Politicians may have found a new issue to battle Wall Street on: stock buybacks.
And while Goldman Sachs economist Alec Phillips doubts that any new regulations are soon to come, he expects the issue to heat up even more and become a big part of the 2016 election.
Stock buybacks are being announced at a record pace. Last year saw $553 billion worth of stocks repurchased, second only to the year 2007. Plus, announced buybacks are already up 50% so far this year, compared with the same period in 2014.
But not everyone is on board with the frenzy.
Last week, Goldman’s David Kostin called the buybacks “a questionable use of cash,” and a couple of months ago BlackRock CEO Larry Fink wrote a letter to S&P 500 CEOs, urging them to curb the practice.
In addition to the Street’s concerns about the short-term strategy, some in Congress are critical of the practice for another reason: They believe buybacks have led to sluggish wages and limited business investment.
“Stock buybacks create a sugar high for the corporations,” Sen. Elizabeth Warren (D-Massachusetts) told The Boston Globe last week. “It boosts prices in the short run, but the real way to boost the value of a corporation is to invest in the future, and they are not doing that.”
Warren added: “These buybacks were treated as stock manipulation for decades because that is exactly what they are.”
Warren here was referring to the “safe harbor” rule adopted by the SEC in 1982, which promised companies completing large stock repurchases they would avoid charges of stock manipulation if they met certain criteria.
A few months ago, Sen. Tammy Baldwin (D-Wisconsin) wrote a letter to the SEC requesting an analysis on the impact of the rule change and a move to more heavily regulate stock buybacks.
“In the past, this money went to productive investments in the form of higher wages, research and development, training, or new equipment,” Baldwin wrote to SEC Chair Mary Jo White. “Today, cash is being extracted by companies and placed on the sidelines.”
In a note to Goldman’s clients Wednesday, Phillips acknowledged that, given Goldman’s estimation of $600 billion in buybacks this year, repurchasing will continue to draw political attention and is likely to be a hot-button issue for the 2016 presidential election.
He added that among the controversies surrounding the practice is the fact that buybacks are often funded by debt issued with tax-deductible interest, as well as the link to tax-deductible stock-option compensation.

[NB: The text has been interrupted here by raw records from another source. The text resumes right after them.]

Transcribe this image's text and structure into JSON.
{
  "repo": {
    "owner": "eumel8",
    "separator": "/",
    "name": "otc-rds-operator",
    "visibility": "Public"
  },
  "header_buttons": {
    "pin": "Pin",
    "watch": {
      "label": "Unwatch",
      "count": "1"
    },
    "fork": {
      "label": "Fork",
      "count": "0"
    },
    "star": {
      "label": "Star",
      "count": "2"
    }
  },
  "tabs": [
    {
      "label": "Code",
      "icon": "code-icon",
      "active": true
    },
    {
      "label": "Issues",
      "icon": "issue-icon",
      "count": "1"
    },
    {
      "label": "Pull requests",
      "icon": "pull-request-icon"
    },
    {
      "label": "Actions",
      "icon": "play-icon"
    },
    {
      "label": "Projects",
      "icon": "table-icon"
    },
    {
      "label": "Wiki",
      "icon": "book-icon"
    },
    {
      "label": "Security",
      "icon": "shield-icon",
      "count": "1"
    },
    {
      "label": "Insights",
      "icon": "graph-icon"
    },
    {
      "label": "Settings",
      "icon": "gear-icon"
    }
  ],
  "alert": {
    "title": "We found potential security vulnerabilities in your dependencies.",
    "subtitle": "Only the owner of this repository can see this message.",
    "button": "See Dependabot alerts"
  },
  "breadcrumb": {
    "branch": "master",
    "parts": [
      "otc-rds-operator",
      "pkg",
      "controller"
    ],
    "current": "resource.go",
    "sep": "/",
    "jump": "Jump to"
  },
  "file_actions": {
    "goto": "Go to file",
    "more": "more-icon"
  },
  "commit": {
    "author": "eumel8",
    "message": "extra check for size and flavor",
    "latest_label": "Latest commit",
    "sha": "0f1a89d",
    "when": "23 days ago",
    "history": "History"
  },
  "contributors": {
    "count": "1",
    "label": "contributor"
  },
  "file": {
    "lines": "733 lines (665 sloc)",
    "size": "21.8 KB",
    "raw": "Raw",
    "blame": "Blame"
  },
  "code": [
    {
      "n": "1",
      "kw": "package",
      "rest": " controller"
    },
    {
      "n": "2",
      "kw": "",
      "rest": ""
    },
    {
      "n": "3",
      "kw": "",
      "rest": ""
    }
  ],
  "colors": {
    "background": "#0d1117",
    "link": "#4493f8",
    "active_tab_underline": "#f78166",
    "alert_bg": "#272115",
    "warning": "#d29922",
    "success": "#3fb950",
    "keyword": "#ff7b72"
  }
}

Phillips says this is a matter of contention that will soon be thrust into the spotlight, writing:
[T]he political focus on the issue seems likely to increase further, for three reasons. First … buybacks continue to grow. This has raised concerns not just among progressive lawmakers but also among some investors and analysts who suggest that the funds might be better put to other uses. Second, the White House is expected to nominate two SEC commissioners, one Republican and one Democrat, to replace two departing members. It seems likely that the nominees will be pressed on this issue among many others. Third, as the 2016 presidential election campaign gets into full swing later this year, candidates will come under pressure to take positions on a number of financial regulatory issues, and this may be among them.
Still, Phillips doubts that Washington will enact more regulations.
“It is unlikely in our view that such efforts will get very far this year or next,” he wrote. “Tax-related changes would seem to face the highest hurdle, since any significant tax change would require legislation, which seems unlikely to pass in a Republican-controlled Congress.”
Phillips also added that the SEC hadn’t made any indication that addressing buybacks is a priority for them.